The third level encompasses local communities comprising several villages or towns. For example, the Florina prefecture is comprised of 11 districts. Each district elects a council of 25 members. Unlike parliamentary elections, in local municipal elections there are no official parties. The citizens form their own electoral slates and each person on the slate campaigns locally for votes.
Mr. Ilias Dafopoulos, a member of the RAINBOW party, campaigned in Meliti (Ovchareni). Other members of RAINBOW campaigned in the Vevi (Banitsa), etc. The election system is somewhat complicated. However, in the first round the citizens vote on a series of slates. The two highest ranking slates are chosen. This means that even though a given candidate may receive a large number of votes, they may not be elected if the slate they are in does not receive a majority.
As an example, Mr. Dafopoulos's slate fell short of being elected by 16 votes even though he was ranked 5th of 21 candidates in the voting. The process involves majority election by slate, and even though a candidate may get a large number of votes, it is the overall count of the slate that determines the outcome.
However, other candidates did manage to be elected in the local councils, including the Meliti (Ovchareni) and Boreshnitsa district councils.
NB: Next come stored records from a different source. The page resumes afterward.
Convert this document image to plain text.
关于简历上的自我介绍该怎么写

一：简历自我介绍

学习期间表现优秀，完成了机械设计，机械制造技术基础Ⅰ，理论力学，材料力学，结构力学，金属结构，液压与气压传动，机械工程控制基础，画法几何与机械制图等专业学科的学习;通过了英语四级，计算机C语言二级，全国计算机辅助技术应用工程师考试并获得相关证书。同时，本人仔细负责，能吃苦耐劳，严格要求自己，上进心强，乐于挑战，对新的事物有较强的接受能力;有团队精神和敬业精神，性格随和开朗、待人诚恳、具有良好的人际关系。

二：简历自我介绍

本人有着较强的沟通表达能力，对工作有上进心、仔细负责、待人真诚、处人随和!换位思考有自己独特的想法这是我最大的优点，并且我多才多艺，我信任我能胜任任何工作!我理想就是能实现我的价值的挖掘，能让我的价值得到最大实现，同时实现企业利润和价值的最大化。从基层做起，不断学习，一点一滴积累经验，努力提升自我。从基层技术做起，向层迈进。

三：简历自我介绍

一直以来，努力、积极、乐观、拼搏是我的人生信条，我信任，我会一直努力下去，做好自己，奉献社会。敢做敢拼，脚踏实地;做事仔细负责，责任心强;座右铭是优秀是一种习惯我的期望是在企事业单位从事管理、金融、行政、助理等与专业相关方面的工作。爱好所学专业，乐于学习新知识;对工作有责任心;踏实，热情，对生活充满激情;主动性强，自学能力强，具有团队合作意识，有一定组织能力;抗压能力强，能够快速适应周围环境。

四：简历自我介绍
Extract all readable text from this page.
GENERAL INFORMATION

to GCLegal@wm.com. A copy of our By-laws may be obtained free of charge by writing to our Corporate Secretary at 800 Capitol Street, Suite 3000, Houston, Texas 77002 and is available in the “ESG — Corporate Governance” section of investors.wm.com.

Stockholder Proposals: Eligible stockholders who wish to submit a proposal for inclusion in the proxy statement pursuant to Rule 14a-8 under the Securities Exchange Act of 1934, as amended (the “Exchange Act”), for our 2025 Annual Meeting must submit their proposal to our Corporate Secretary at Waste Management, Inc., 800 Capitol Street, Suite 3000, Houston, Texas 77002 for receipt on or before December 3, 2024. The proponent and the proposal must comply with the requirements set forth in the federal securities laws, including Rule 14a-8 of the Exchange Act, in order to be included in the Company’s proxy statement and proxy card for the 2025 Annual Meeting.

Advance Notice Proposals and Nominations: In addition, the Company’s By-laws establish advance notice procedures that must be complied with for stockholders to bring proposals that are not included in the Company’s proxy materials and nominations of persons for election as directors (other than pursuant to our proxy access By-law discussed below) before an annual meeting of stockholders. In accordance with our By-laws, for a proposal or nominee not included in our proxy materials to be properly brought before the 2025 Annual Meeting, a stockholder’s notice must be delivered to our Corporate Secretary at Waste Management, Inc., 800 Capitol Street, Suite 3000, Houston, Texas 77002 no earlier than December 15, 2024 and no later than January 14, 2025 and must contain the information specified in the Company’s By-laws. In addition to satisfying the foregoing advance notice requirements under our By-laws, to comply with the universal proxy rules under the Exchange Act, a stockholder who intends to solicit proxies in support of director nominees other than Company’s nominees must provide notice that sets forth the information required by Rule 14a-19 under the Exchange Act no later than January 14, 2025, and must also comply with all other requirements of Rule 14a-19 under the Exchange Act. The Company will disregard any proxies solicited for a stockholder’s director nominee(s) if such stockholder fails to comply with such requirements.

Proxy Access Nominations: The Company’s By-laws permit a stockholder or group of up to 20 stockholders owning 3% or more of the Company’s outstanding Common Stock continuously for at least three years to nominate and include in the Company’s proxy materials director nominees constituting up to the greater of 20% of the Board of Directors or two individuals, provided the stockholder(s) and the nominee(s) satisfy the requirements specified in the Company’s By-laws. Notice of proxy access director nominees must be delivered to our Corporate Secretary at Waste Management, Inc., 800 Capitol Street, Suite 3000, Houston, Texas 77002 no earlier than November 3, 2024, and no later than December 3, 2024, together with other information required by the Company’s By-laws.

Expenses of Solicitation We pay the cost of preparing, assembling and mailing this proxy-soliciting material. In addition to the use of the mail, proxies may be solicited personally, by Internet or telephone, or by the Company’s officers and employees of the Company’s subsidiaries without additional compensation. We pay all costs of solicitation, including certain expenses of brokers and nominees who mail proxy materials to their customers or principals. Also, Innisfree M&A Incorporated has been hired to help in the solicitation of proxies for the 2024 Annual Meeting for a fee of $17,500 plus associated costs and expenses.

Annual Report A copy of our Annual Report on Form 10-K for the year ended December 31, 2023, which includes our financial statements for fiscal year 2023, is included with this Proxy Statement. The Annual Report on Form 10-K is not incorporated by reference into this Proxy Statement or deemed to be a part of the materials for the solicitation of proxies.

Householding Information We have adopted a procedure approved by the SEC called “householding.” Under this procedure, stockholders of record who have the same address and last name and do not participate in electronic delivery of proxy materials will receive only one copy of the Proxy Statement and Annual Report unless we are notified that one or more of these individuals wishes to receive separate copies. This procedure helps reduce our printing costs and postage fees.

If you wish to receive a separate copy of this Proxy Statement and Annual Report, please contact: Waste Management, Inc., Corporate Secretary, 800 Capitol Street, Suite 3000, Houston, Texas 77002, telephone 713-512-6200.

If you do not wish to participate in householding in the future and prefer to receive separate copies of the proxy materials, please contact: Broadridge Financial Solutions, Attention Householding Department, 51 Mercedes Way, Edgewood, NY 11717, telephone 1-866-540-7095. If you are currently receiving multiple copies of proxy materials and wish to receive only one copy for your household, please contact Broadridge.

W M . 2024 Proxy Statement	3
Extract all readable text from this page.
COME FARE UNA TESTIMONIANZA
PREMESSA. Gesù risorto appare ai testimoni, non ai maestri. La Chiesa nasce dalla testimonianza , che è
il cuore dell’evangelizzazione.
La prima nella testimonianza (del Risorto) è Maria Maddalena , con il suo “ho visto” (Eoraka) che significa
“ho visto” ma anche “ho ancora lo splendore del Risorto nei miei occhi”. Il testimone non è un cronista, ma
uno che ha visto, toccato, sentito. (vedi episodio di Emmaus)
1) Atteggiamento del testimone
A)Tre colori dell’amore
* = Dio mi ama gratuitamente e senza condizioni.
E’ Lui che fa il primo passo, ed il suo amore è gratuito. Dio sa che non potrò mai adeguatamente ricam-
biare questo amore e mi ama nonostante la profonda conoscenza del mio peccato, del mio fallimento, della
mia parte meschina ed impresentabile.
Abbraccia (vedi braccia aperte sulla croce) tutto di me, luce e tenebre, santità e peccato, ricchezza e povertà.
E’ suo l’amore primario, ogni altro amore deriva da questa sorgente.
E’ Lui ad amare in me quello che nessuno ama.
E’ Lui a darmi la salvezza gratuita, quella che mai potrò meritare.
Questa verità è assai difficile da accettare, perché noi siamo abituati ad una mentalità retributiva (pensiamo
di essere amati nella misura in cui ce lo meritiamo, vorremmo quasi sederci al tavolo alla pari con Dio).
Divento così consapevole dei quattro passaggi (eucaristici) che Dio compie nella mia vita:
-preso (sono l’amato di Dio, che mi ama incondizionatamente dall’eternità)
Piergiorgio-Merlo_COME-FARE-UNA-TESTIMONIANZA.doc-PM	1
In the Florina (Lerin) and Amindeon (Sorovich) districts candidates sympathetic to minority issues were elected. As in all elections there were some successes and some failures but what is most important is that Macedonians became involved openly in the process.
This is the first time such elections have been held in Greece as reforms were recently undertaken whereby the local districts were restructured. It was very gratifying to have so many Macedonian candidates on the slates. Regardless of whether they were elected or not, they were all received warmly. In those areas where there were no Macedonian candidates RAINBOW supported candidates who reacted positively towards minority issues. In some cases, in order to obtain the Macedonian vote, some candidates would play Macedonian music or speak in Macedonian as part of their campaign.
Finally, the RAINBOW party itself, as a legal political organization within Greece, intends to participate in the European Parliament elections scheduled for June, 1999.